DTD Magic

I want someone to write a DTD generator that looks at a given URL or referring page and creates a DTD based on whatever XML or HTML tag soup it finds. People crave validation.

18 thoughts on “DTD Magic

  1. So… I was thinking I’d find some of the most snarled, twisted markup I could, and then print it off and use it as wrapping paper this Christmas.

    But then I couldn’t find any really decent candidates. Well, okay, a few, but I mostly try to remember the good sites.

  2. I’d love to see that come into being just to watch the XML snobs writhe on their own petards.

    (Mike: try the markup for excite.com. It’s downright frightening, especially if you run it through a markup whitespace optimizer.)

  3. Ryan, surely you don’t mean well formed in the XML sense? HTML 4 isn’t XML, but it’s got a DTD that you can validate against.

    Maybe you just meant that some tag soup isn’t consistent enough to reverse-engineer a DTD? But I can’t think of anything that would preclude it. DTDs allow for all sorts of element nesting (or not), optional elements, optional attributes…. Surely it would be possible to write a DTD for any kind of tag soup that we could invent. The hard part would be automating it.

  4. Matt: Are you talking about generating a DTD or just figuring out which DOCTYPE declaration needs to be placed at the top of the page based on its contents? I mean, really, it’s the page builder’s responsibility to choose a DTD and conform to it. Failing that, the page will not validate and that’s just a sign of something that needs fixing. Either creating a custom DTD to validate the garbage in a page or picking one that best fits the contents of a page takes the responsibility away from the designer and results in all kinds of unpredictable junk.
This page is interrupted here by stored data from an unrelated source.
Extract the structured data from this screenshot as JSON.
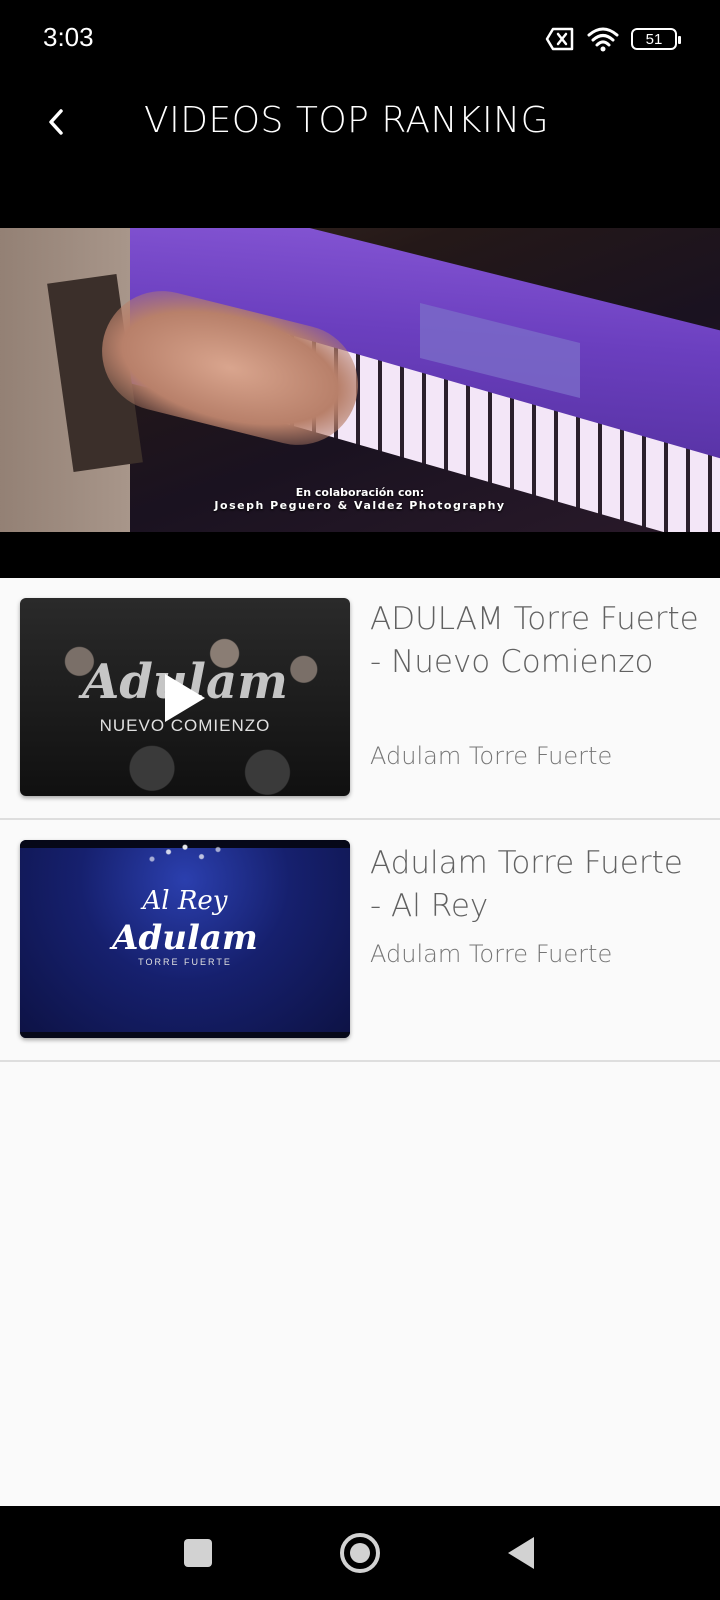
{
  "status_bar": {
    "time": "3:03",
    "battery": "51"
  },
  "app_bar": {
    "title": "VIDEOS TOP RANKING"
  },
  "hero_video": {
    "caption_line1": "En colaboración con:",
    "caption_line2": "Joseph Peguero & Valdez Photography"
  },
  "videos": [
    {
      "title": "ADULAM Torre Fuerte - Nuevo Comienzo",
      "channel": "Adulam Torre Fuerte",
      "thumb_logo": "Adulam",
      "thumb_subtitle": "NUEVO COMIENZO"
    },
    {
      "title": "Adulam Torre Fuerte  -  Al Rey",
      "channel": "Adulam Torre Fuerte",
      "thumb_script": "Al Rey",
      "thumb_logo": "Adulam",
      "thumb_subtitle": "TORRE FUERTE"
    }
  ],
  "colors": {
    "background": "#000000",
    "list_background": "#fafafa",
    "title_text": "#616161",
    "channel_text": "#757575",
    "divider": "#dedede"
  },
  "icons": [
    "sim-off-icon",
    "wifi-icon",
    "battery-icon",
    "back-arrow-icon",
    "play-icon",
    "nav-recent-icon",
    "nav-home-icon",
    "nav-back-icon"
  ]
}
Or am I misunderstanding you?

    Eric: What do you have against XML snobs? 😉 And yes, I had to eat humble pie when I switched over to application/xhtml+xml. It’s one thing to talk the talk, it’s entirely another to walk it. Touché.

  5. @dougal –

    I meant it in the technical sense. HTML well-formedness isn’t the same as xml wellformedness, but there’s still some basic rules that must be followed (like closing quotes and such).


  6. @Matt: what you want seems to me like something I once did like 7 years ago in perl, when XML was just about to be born. worked with SGML as well, and with long enough documents produced a slimmer (and necessarily incomplete) version of the DTD used to produce the document from. we used it as an extra possible test for our ‘document instances’ as we called them. feels like ages ago..

  7. People love valid code but apparently WordPress doesn’t, preferring to write invalid code (at least, it doesn’t generate the required result when it is rendered correctly) just to accomodate Microsoft’s crappy non-implementation of the 10-year old CSS standard.